Türkiye'de Yaygınlaşan Tohum Takas Etkinlikleri
Son yıllarda büyük bir ivme kazanan yerel tohum takas hareketi, çeşitli illerde düzenlenen etkinliklerle yaygınlaşıyor. Nilüfer'de 19 farklı ülkeden katılımla düzenlenen Uluslararası Tohum Takası'nda yaklaşık 7 bin paket tohum takas edildi. Gaziantep'te Zeugma Rotary Kulübü ve Büyükşehir Belediyesi iş birliğiyle "Doğa Dostu Tarım ve Tohum Takası" etkinliği düzenlenirken, Trabzon Çaykara'da ÇAYDER Kadın Kooperatifi tarafından "Geleneksel 2. Tohum Takası" gerçekleştirildi.
Samsun'da Büyükşehir Belediyesi ve İl Tarım Müdürlüğü'nün desteğiyle "Yerel Tohum Koruma Ağları" oluşturulurken, Turgutlu, Etimesgut, Çanakkale ve Maraş'ta da benzer etkinlikler geleneksel hale geldi.
Kurumsal Projeler ve Tohum Merkezleri
Muğla Büyükşehir Belediyesi Yerel Tohum Merkezi, 980 çeşit tohumu kayıt altına alarak laboratuvarda test edilen 120 çeşit ata tohumunu Türkiye genelinde ücretsiz dağıtıyor. Atakum Belediyesi AtaTohum Merkezi, Karadeniz'in ilk tohum bankası olarak 232 çeşit tohumla hizmet veriyor. Trabzon Büyükşehir Belediyesi'nin Bulgaristan, Romanya ve Gürcistan ortaklığında yürüttüğü "Tohum Koruyucular" projesi ise yerel tohumların korunması ve geleceğe aktarılmasını hedefliyor.
Geleceğin Gıda Güvenliği İçin Kritik Rol
Yerel tohum takas faaliyetleri, tarımsal bağımsızlığın temelini oluşturuyor. Hibrit ve GDO'lu tohumların aksine, yerel tohumlar çiftçileri ve ülkeyi büyük şirketlere bağımlılıktan kurtarıyor. İklim değişikliğine uyum konusunda da kritik öneme sahip olan yerel tohumlar, uzun süreçte bulundukları bölgenin iklim koşullarına adapte oldukları için kuraklık ve aşırı sıcaklık gibi etkilere karşı daha dayanıklı.

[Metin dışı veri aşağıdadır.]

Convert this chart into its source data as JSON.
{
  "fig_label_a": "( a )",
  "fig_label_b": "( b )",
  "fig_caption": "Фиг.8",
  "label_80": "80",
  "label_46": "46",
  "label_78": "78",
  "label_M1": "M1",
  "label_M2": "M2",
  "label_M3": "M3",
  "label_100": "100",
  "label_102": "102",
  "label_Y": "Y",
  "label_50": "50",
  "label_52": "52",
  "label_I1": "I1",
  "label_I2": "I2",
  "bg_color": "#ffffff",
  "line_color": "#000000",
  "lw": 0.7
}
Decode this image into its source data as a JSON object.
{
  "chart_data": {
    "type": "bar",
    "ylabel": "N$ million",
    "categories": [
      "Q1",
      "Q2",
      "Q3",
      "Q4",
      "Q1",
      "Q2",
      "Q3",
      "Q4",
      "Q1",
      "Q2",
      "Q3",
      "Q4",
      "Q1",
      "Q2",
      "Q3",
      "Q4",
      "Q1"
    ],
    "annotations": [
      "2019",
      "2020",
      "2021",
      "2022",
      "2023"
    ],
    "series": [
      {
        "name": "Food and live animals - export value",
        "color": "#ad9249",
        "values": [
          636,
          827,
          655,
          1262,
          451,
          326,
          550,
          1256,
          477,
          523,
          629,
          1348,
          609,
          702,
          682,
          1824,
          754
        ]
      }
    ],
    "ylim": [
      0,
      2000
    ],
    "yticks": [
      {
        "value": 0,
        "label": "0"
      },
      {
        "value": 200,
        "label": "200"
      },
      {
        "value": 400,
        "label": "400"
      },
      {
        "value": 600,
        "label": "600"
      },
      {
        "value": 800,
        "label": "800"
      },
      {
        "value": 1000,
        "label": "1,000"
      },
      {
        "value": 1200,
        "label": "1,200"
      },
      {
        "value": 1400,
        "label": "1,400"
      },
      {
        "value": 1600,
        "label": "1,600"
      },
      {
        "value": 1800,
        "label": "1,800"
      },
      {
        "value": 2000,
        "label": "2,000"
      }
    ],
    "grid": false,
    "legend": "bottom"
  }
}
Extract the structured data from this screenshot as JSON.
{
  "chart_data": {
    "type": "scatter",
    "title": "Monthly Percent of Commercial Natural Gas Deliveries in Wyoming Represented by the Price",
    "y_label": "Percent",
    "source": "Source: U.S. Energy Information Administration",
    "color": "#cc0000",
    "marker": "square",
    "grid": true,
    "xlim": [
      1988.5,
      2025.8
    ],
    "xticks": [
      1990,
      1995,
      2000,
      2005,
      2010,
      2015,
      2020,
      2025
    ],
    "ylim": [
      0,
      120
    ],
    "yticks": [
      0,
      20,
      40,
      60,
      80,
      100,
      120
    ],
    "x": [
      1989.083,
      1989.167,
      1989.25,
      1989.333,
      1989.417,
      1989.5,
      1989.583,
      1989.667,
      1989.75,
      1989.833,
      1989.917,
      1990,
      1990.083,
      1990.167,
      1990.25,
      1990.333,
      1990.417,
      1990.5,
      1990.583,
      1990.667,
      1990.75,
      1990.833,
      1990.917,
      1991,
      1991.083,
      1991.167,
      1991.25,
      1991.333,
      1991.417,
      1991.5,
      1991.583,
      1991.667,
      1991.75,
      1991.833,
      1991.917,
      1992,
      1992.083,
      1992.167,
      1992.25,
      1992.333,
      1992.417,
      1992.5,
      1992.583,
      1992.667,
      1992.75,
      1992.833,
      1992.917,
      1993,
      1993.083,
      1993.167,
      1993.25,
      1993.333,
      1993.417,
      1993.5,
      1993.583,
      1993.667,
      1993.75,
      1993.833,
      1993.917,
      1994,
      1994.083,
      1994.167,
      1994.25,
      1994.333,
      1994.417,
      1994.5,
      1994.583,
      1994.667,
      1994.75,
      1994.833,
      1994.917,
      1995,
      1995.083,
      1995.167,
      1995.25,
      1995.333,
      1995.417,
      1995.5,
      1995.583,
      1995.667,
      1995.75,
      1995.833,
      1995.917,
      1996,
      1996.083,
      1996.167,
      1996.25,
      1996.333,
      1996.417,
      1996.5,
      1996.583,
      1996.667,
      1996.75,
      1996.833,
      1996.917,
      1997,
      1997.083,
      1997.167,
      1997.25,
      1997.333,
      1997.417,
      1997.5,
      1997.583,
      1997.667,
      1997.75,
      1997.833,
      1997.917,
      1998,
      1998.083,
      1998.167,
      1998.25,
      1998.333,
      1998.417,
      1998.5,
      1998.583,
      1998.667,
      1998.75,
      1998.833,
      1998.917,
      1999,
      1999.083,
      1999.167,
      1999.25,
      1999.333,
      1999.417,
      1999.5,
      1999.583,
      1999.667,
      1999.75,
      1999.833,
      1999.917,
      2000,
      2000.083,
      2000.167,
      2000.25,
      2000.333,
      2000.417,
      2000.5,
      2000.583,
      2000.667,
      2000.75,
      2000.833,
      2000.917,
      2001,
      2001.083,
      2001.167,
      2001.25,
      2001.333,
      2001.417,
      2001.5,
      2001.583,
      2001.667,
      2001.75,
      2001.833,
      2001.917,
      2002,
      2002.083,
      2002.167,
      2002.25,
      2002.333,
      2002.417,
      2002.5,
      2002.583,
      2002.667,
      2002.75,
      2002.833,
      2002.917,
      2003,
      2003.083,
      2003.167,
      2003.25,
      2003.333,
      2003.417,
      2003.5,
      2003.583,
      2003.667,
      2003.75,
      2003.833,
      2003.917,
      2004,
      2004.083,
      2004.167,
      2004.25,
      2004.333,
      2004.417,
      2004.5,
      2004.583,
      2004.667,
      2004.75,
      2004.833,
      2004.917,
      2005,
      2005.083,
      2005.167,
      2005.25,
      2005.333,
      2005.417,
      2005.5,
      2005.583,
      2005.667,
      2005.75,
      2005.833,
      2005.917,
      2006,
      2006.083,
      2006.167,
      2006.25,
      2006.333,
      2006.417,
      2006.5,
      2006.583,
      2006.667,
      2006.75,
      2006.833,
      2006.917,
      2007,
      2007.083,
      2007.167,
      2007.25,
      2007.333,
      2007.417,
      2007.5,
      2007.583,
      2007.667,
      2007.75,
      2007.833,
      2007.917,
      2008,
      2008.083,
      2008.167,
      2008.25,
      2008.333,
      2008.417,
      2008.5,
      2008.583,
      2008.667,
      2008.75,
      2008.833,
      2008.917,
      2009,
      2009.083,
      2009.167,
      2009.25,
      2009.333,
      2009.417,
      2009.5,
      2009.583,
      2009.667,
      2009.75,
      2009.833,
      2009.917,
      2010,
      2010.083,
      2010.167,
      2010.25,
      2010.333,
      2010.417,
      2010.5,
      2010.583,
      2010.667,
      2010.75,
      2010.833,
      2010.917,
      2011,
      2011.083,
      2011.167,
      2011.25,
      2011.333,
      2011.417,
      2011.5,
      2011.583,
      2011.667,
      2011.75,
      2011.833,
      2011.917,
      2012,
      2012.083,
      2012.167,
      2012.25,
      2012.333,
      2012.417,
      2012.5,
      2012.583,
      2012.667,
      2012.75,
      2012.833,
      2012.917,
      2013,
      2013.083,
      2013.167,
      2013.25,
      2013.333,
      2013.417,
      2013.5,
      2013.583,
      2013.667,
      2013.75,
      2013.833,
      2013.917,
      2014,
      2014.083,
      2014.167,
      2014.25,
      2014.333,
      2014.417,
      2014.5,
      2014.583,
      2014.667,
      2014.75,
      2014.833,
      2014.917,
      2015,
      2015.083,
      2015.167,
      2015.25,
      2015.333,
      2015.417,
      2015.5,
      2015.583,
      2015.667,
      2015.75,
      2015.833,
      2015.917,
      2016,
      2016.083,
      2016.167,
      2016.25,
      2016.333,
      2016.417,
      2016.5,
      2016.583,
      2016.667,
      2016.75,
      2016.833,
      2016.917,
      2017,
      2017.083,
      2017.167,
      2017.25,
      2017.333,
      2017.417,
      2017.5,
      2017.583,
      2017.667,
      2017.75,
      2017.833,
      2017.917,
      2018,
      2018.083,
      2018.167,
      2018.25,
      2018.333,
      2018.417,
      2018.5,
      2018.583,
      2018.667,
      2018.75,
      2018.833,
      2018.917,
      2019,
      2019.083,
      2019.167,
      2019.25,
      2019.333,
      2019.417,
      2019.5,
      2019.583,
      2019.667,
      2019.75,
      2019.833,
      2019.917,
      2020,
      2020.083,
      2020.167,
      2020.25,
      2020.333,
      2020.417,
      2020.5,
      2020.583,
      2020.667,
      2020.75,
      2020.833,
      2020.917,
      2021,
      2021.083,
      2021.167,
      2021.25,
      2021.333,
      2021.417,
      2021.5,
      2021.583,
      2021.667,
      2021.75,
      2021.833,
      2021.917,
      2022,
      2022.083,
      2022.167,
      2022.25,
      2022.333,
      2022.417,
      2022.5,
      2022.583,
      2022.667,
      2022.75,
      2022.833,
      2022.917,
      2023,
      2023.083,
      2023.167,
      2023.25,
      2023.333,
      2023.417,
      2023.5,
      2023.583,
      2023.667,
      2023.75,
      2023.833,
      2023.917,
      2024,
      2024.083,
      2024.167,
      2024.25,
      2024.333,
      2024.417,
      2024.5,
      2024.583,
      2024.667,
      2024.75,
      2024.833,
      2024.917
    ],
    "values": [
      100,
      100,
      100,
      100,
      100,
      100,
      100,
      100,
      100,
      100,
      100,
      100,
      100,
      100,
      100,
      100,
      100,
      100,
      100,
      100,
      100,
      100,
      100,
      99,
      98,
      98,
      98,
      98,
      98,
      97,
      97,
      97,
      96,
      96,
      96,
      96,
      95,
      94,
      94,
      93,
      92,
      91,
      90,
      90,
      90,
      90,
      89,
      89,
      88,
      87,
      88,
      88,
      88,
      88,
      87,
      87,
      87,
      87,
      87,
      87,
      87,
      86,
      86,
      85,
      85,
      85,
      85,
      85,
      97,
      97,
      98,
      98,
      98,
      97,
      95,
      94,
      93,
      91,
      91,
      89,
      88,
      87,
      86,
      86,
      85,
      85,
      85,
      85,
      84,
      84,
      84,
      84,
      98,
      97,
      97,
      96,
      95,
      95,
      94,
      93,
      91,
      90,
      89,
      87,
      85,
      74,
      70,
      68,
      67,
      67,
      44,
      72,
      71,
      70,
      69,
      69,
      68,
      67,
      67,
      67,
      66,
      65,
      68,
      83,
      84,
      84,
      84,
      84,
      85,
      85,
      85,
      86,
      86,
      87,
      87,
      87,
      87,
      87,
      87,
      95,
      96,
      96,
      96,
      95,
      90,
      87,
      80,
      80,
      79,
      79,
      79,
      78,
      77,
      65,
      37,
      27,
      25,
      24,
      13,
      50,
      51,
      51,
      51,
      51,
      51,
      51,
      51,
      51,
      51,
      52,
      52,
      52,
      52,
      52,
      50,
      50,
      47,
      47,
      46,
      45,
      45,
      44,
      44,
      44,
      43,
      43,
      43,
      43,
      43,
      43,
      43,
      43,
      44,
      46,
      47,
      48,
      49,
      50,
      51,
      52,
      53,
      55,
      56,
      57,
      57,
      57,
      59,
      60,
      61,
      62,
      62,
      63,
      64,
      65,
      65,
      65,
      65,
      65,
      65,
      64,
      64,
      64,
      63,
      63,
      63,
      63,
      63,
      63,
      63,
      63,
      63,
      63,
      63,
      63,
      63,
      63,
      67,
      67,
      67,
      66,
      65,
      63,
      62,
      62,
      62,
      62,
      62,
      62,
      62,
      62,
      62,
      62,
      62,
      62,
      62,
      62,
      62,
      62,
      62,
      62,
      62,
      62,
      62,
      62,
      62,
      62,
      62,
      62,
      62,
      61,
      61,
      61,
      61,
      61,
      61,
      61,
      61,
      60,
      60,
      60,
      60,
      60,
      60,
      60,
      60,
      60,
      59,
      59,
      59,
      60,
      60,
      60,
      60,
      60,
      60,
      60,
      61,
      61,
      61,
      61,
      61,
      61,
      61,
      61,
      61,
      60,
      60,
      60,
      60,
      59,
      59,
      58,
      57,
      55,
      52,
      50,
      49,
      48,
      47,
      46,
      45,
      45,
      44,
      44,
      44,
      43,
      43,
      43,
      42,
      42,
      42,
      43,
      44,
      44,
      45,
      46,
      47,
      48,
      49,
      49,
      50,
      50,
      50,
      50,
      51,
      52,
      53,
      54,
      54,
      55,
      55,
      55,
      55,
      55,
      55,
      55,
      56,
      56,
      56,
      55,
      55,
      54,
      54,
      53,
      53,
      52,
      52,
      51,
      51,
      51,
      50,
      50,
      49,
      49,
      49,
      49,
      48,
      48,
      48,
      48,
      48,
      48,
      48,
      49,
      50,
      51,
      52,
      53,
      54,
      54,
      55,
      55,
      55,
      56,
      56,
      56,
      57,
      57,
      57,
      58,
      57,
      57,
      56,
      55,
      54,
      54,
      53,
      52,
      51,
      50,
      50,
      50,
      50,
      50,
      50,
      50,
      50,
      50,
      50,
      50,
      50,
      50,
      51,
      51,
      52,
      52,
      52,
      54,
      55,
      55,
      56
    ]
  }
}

Vermont Üniversitesi araştırmacıları, iklim değişikliği karşısında gıda güvenliğinin ancak küçük ölçekli çiftçilerin elindeki bu adapte olmuş tohumlarla sağlanabileceğini vurguluyor. Endüstriyel tarımın dayattığı tek tip üretimin aksine, yerel tohum takası yüzlerce farklı bitki çeşidinin yaşatılmasını ve genetik havuzun zenginleşmesini sağlıyor.
Yasal Zorluklar ve Toplumsal Direniş
2006 yılında yürürlüğe giren 5553 Sayılı Tohumculuk Kanunu, tescillenmemiş tohumların ticaretini kısıtlarken, küçük üreticiyi sertifikalı tohum kullanmaya yönlendiriyor. Kanun, ticarete konu olmamak ve kişisel ihtiyaçla sınırlı kalmak kaydıyla çiftçiler arası tohum takasına izin verse de, uygulamada belirsizlikler yaratıyor. Hibrit tohumların yüksek verim vaadi ve pazarlama gücü, yerel çeşitlerin ekim alanlarını daraltırken, sertifikalı tohum kullanımını teşvik eden devlet destekleri de yerel tohum kullanan çiftçileri dezavantajlı duruma düşürebiliyor.
Ancak, tüm bu zorluklara rağmen, tohum takası etkinlikleri ve yerel tohum ağları, yasal boşlukta halk tabanlı bir çözüm ve direniş yolu olarak gelişmeye devam ediyor.